21 is an explanatory diagram showing the velocity distribution (a) of the blowing wind at 21 and the velocity distribution (b) of the blowing wind at the time of the substream thickness ratio (ta / a) = (tb / b)> 0.28. is there.

[Explanation of symbols]

1 Grill inner cylinder 2 Grill outer cylinder 3 Rectifier net a, b Ventilation path exit length sa, sb Main ventilation path exit length sa ', sb' Main ventilation path entrance length ta, tb Secondary ventilation path exit length ta ', tb' Sub inlet area of the outlet area Ami main ventilation channel of air passage inlet length V ₂ sub air passage flow rate of the air Asi passing through the flow velocity V ₁ main air passage outlet of the air passing through the outlet sub air passage inlet area Aso sub ventilation channel of Amo Exit area of main ventilation path

Claims (2)

[Claims] 1. A grill inner cylinder having an outer shape of a truncated quadrangular pyramid, and a grill outer cylinder surrounding the grill inner cylinder with a ventilation passage outlet length of a, b (where a ≧ b) is a rectangular cross section.

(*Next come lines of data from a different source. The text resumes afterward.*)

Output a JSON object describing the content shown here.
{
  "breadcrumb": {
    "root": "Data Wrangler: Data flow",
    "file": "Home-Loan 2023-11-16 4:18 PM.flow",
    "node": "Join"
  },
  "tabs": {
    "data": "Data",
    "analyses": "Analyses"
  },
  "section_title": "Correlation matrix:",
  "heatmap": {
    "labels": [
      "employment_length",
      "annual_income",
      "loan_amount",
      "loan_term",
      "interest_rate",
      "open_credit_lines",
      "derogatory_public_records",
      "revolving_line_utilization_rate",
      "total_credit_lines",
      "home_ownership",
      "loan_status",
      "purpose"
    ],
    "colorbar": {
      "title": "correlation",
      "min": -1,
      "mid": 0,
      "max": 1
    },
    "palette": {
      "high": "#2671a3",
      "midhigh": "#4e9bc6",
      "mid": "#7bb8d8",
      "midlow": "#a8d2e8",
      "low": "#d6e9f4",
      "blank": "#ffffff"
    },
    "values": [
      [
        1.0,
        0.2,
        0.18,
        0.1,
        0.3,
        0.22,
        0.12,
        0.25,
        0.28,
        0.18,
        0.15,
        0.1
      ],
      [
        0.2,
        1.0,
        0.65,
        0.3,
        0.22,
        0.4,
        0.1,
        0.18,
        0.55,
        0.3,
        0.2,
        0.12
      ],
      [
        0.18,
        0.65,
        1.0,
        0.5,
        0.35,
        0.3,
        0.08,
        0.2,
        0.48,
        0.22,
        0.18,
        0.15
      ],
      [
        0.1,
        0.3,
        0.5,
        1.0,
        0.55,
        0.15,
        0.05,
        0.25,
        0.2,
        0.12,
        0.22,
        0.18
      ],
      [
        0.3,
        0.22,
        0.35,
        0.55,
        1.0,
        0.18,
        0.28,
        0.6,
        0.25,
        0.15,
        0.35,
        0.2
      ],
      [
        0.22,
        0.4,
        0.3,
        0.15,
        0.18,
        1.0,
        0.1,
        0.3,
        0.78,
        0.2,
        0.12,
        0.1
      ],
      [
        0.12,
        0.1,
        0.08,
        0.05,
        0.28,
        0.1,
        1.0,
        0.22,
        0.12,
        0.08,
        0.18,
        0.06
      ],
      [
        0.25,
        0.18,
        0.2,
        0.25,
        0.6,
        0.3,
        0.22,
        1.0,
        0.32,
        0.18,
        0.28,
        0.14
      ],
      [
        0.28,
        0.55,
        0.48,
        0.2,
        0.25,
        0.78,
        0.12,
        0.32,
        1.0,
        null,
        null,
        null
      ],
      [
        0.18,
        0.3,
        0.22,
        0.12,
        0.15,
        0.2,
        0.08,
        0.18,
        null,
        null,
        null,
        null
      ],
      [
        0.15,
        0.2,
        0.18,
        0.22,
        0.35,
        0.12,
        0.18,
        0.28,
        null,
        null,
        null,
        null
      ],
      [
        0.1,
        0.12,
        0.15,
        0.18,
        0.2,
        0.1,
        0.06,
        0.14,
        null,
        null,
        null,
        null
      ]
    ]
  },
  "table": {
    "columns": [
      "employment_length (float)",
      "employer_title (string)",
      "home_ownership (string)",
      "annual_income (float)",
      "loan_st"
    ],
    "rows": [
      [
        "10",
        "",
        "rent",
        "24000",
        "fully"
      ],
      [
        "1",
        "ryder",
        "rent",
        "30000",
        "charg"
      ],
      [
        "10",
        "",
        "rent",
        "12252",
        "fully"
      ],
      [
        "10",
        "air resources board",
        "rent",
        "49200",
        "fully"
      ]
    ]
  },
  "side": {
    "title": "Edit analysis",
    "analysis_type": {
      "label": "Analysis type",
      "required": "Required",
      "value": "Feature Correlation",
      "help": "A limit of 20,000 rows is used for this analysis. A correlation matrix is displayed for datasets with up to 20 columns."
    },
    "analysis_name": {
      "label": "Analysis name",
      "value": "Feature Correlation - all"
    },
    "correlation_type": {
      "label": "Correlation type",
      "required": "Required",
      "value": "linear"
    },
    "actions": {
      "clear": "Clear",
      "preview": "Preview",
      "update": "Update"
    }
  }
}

The main ventilation path exit length is sa and sb, and the main ventilation path entrance length is s
The main ventilation passages a ′ and sb ′ are formed in the inner cylinder of the grill, the exit lengths of the sub ventilation passages are ta and tb, and the entrance lengths of the sub ventilation passages are ta ′ and t.
b ′ is formed between the grill inner cylinder and the grill outer cylinder, and the sub-flow velocity ratio V ₂ / V ₁ , that is, (flow velocity V _{2 of} air passing through the sub-air outlet) / set (main air passage air flow rate V ₁ passing through the outlet) in the range of 0.45 to 0.55, and, side-stream thickness ratio ta / a = tb / b, i.e., (sub air passage outlet An outlet grill, wherein (length ta) / (air passage outlet length a) = (sub air passage outlet length tb) / (air passage outlet length b) is in the range of 0.21 to 0.28. 2. The sub-flow velocity ratio V ₂ / V ₁ is a ratio of the entrance area and the exit area of the main ventilation path and the sub-ventilation path, that is, (the entrance area Asi of the sub-ventilation path / the sub ventilation path). Is determined by the following formula: (Exit area Aso) / (entrance area Ami of main ventilation path / exit area Amo of main ventilation path). This (the entrance area Asi of sub ventilation path / exit area Aso of sub ventilation path) / (of the main ventilation path) The sub ventilation path entrance lengths ta ′ and tb ′ and the main ventilation path entrance lengths sa ′ and sb ′ are set so that the entrance area Ami / the exit area Amo of the main ventilation path is in the range of 0.45 to 0.55. The blow-off grill according to claim 1, which is set.